Ten months later, we are back in the same mess.
What you need to know
States rely on grants from the federal Highway Trust Fund to support (on average) more than 50 percent of their highway and bridge capital improvements. Established in 1956 to finance the interstate highway system and certain other roads, this fund receives money from a federal fuel tax of 18.3 cents per gallon of gasoline and 24.4 cents per gallon of diesel fuel. These tax rates have not changed since 1993 and account for 90 percent of the fund’s revenues. The remainder comes from taxes on tires, trucks and trailers, certain kinds of vehicles, and interest credited to the trust fund.
The Highway Trust Fund was flush with cash for decades, prompting lawmakers to increase spending in the 1990s. By 2001, however, spending had overtaken revenue, and the fund’s balance started to shrink. Since 2008, it has suffered five cash-flow crises, requiring $65 billion in temporary cash infusions while the surface transportation programs have endured more than 30 extensions.
The Highway Trust Fund is expected to allocate $52 billion to the states but take in only $34 billion in revenue and interest this year.
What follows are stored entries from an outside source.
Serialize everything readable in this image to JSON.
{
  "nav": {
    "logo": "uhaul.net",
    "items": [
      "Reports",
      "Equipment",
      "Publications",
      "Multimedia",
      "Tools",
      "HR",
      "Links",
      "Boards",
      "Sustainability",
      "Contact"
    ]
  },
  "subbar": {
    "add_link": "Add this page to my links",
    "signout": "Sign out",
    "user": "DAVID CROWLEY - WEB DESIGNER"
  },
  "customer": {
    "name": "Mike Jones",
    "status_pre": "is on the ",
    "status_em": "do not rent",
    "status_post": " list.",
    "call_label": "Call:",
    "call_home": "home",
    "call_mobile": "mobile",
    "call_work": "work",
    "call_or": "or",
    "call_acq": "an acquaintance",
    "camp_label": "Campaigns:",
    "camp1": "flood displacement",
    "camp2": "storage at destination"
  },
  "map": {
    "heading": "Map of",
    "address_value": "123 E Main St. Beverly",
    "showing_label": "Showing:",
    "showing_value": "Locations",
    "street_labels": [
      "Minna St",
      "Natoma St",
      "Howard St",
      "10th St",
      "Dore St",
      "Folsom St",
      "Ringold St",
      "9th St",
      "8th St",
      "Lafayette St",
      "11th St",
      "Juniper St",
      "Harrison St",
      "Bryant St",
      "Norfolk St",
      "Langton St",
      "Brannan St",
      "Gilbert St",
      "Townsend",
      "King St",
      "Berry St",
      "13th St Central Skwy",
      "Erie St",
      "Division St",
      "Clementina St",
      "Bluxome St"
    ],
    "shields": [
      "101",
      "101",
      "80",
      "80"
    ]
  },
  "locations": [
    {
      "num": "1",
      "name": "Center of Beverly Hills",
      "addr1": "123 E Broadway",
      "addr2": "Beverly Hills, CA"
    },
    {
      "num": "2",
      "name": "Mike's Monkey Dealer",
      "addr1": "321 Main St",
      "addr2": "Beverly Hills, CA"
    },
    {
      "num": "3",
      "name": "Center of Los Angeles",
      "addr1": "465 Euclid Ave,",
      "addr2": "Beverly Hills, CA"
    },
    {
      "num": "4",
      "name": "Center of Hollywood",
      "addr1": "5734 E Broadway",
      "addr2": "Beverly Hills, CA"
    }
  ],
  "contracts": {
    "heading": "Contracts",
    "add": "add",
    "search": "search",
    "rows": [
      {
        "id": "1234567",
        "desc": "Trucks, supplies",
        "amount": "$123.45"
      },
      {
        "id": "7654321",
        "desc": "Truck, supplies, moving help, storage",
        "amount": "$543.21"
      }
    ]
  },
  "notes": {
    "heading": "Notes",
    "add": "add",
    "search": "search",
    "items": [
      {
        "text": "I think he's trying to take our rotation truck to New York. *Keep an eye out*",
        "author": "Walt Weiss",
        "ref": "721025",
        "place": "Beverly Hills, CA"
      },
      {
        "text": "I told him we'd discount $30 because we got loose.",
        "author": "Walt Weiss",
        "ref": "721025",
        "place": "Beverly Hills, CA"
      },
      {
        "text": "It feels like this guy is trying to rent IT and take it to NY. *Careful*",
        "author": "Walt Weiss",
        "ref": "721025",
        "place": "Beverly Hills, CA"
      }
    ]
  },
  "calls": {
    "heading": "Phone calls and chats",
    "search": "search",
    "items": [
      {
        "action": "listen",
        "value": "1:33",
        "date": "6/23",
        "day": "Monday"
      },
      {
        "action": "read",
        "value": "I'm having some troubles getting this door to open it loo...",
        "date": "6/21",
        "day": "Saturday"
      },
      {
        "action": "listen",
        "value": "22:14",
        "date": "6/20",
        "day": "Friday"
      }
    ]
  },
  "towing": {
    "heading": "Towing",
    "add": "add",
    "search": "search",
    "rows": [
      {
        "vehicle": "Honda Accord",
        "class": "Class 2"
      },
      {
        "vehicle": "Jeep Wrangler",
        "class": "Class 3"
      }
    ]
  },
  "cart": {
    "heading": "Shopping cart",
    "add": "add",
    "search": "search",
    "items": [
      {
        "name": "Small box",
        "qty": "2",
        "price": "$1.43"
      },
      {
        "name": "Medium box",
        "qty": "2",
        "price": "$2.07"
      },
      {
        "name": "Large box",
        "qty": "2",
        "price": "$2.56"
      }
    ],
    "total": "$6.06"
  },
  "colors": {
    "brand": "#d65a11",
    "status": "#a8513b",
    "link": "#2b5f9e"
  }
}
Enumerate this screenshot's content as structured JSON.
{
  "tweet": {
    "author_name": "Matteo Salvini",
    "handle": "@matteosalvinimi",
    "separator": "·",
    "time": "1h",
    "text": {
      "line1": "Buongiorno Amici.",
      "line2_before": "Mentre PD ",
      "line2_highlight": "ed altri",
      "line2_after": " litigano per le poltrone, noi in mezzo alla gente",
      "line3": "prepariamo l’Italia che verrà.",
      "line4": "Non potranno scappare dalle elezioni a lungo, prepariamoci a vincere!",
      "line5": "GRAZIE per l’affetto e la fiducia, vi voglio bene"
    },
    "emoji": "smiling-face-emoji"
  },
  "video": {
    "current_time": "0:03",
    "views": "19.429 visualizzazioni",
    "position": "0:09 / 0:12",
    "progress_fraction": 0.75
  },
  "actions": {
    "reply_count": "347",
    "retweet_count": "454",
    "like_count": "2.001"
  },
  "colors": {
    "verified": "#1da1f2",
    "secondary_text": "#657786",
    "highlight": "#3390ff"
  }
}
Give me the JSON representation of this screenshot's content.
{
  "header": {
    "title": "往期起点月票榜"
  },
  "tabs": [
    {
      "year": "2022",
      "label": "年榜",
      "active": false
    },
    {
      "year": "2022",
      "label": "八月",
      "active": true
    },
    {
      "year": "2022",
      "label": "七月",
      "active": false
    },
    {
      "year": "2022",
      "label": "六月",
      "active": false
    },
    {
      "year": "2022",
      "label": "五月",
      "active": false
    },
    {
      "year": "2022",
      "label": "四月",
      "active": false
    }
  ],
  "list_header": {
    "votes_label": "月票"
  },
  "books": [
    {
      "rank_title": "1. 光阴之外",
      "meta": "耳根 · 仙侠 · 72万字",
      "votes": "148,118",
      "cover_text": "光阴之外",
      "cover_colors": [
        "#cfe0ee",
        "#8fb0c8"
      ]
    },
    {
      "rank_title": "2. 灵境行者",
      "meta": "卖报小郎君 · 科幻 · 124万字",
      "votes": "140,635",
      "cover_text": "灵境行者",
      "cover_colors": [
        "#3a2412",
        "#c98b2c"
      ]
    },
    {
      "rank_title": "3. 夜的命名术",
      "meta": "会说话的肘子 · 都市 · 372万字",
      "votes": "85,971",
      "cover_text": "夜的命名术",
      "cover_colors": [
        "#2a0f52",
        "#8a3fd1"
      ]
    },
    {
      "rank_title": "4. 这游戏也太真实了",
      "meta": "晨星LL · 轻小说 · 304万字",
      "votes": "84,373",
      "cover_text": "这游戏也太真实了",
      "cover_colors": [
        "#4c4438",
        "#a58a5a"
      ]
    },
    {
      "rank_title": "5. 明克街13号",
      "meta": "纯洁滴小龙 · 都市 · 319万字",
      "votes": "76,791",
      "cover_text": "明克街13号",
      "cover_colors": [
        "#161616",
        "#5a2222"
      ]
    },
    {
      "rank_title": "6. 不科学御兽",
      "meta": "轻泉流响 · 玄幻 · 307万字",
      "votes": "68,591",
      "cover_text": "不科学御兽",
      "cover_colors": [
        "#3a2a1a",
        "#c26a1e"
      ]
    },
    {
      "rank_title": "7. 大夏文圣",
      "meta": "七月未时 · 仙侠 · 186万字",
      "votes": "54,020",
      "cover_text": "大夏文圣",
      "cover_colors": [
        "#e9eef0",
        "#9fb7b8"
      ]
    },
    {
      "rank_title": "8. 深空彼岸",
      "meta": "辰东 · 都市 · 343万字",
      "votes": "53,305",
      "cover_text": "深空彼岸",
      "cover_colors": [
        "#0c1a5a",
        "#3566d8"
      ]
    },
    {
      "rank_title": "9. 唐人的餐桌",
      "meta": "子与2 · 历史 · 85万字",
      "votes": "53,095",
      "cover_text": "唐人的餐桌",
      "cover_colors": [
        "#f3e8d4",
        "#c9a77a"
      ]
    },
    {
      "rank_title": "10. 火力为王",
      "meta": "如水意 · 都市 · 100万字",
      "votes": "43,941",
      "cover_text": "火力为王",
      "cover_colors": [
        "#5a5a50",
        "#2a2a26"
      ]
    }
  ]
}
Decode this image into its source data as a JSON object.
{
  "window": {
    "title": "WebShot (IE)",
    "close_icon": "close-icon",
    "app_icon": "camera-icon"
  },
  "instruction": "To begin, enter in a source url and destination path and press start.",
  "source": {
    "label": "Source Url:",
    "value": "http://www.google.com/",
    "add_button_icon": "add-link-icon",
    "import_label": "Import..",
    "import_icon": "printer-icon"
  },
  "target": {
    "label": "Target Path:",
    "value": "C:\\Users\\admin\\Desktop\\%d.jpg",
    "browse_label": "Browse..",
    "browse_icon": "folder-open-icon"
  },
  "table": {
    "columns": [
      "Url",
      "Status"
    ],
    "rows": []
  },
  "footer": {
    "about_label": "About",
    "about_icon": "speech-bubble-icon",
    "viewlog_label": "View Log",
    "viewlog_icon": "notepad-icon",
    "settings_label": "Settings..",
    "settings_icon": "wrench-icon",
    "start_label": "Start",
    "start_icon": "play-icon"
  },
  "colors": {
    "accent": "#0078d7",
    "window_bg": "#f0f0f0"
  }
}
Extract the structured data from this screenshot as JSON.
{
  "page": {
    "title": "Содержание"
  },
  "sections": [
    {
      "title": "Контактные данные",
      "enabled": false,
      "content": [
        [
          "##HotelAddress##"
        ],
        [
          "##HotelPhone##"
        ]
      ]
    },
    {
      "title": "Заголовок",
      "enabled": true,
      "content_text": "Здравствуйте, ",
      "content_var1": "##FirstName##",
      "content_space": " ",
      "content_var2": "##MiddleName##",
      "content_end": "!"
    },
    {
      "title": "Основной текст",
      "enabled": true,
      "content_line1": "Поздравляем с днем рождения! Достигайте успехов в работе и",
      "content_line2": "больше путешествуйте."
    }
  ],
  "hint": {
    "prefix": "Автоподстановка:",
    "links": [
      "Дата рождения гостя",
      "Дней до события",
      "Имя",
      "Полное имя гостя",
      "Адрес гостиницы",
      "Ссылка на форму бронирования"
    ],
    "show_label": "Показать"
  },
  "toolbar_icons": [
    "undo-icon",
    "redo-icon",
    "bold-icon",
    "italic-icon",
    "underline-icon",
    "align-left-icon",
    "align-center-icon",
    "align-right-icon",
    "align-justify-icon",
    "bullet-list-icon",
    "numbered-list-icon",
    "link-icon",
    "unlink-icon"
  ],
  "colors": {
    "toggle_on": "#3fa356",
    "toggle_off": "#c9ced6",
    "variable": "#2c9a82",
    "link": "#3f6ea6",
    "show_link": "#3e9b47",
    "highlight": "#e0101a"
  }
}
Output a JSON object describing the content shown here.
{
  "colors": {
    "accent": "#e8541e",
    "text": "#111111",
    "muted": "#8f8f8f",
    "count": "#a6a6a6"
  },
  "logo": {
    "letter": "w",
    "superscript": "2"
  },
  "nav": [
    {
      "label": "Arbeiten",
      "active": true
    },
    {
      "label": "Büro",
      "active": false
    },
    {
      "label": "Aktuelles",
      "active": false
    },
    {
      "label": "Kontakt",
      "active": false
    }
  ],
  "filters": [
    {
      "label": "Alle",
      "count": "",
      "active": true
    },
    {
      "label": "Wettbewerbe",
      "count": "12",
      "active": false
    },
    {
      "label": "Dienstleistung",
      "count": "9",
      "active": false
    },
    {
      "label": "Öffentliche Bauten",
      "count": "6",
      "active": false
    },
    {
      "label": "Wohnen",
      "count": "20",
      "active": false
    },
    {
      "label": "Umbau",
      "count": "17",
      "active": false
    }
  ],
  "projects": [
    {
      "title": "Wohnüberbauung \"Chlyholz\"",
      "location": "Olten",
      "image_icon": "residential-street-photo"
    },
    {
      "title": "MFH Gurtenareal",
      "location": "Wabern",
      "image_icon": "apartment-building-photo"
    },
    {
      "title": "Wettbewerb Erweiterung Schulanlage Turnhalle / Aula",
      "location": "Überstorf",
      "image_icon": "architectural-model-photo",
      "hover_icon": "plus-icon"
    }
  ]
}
The Congressional Budget Office says Congress needs to find $16 billion to fund the highway and transit accounts for the fiscal year 2016 (beginning Oct. 1), with future years funded at $11 billion to $18 billion.
Continued uncertainty regarding the fund’s fate is causing states to delay or cancel transportation-improvement projects while businesses involved in highway construction hold off on long-term plans. In fact, states have already delayed more than $1 billion in planned transportation projects that would have been part of this year’s highway construction season.
That’s leaving a lot of people unemployed or underemployed, not just road crews. Current federal transportation spending supports an average of 614,000 employees each year in all sectors of the economy, according to research conducted for the Transportation Construction Coalition (TTC), of which NECA is an active member. The same research found that transportation infrastructure investment also makes a positive impact on gross domestic product, productivity and other economic indicators.
What Congress needs to hear
Many industry groups are calling for some type of temporary gas tax increase to keep the trust fund afloat through the end of the calendar year. But what they really need to come up with are some entirely new ways of paying for road and bridge projects. Time-limited increases in fuel tax can no longer be counted on to raise money, especially given the rise of electric and hybrid vehicles and the boost in fuel-efficiency standards that are reducing gasoline consumption.
I think the most important message Congress needs to hear right now is the same one NECA and other TTC members conveyed in a recent letter to House and Senate leadership outlining the effect that previous short-term fixes have had on the construction industry and advocating for a long-term solution to provide certainty for states to plan for large construction projects: “The next surface transportation extension should be of limited duration and include an explicit timeline detailing when the tax committees and the full Congress will act to generate the revenues needed to stabilize and grow highway and transit investment.”
I hope I can report in a future column that Congress has found a long-term solution. If Congress keeps driving in circles, though, that won’t be the case.